Families knew that following Christ - this messiah who died on a cross - meant possibly meeting a similar fate. Because preaching about the Kingdom of God - this kingdom that brings down the powerful and lifts up the lowly - is a threat to those who hold power and who hold those places of honor. Jesus doesn’t end up on the cross because he was a nice guy; he was crucified because the message of the Kingdom ran against the message of the Empire, ran against the message of those with power. Who wants to be the one brought down? That kind of message needed, in their minds, needed to be extinguished - so that they can preserve their own place in the world. Thus family - mothers and fathers, spouse and children, brothers and sisters - could become roadblocks to following Jesus and roadblocks to living out the kingdom of God. This good news seems anything but good. They miss that, to quote one commentator this week, that “The way of discipleship is the way of life, real life, life that does not deny the reality of death but instead overcomes it through the power of resurrection. And that is good news that the world needs to hear” (Kathryn M. Schifferdecker, “Choose Life, https://www.workingpreacher.org/craft.aspx?post=5376). So while I don’t believe that Jesus calls his followers to literally hate their families, I do think Jesus is pointing to the risks of being a disciple. I do think that Jesus is calling his followers to turn away from anything that might hold them back from living out their call to be kingdom builders, their call to live out the freedom they’ve been given through Jesus.

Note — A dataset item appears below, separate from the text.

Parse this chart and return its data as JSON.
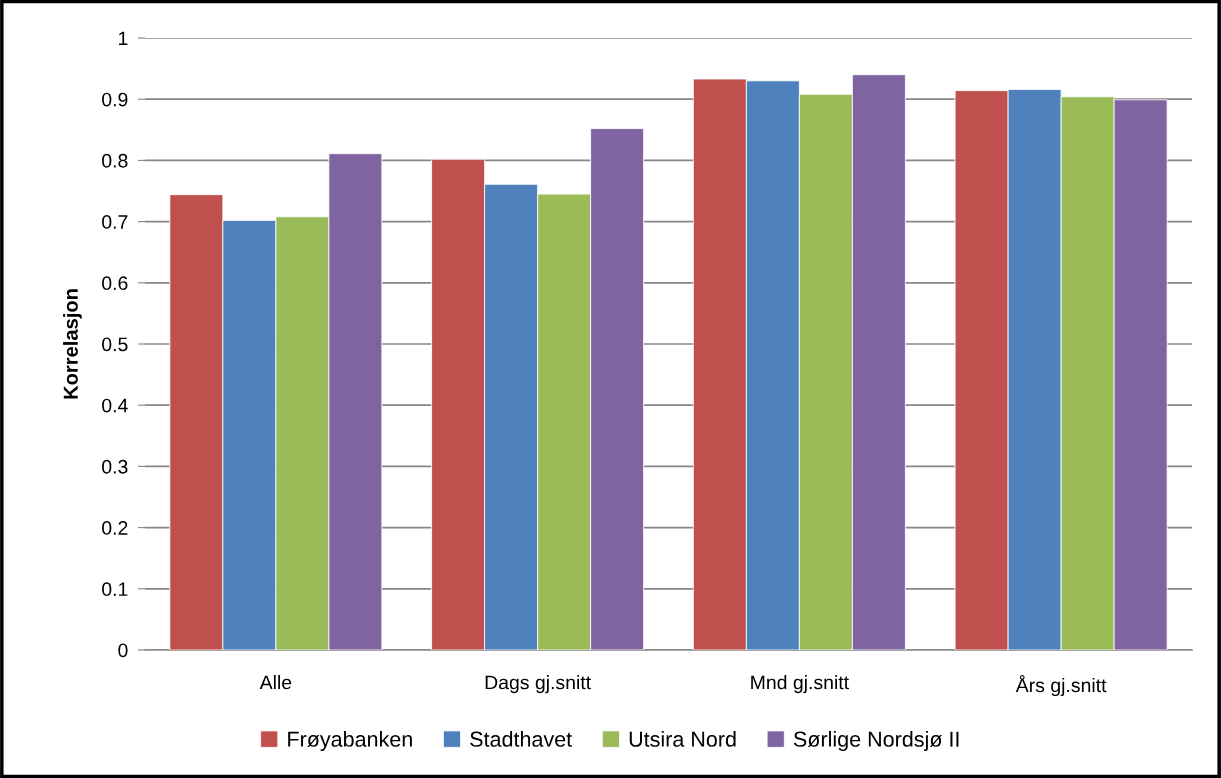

While families or other relationships can still hold us back from living out our call to be kingdom
But whatever holds us back, the good news today is that Jesus comes to free us from those things as well. Because as long as we’re holding onto power, privilege, prejudices, we aren’t living out the Kingdom. But these things keep us stuck in the ways and the narratives of this world. We’ve already been given salvation. We’ve already been made right with God. These things keep us from being in right relationship with our fellow human and with creation. But because we have the promise that we are made right with God, we are free to turn out to our fellow human and to the stranger. Thus, Today Jesus calls us to give up those things that we hold onto, to be freed from those things we hold onto; this is a call to live into the freedom that God has given us through Christ. And that is the Gospel of our Lord.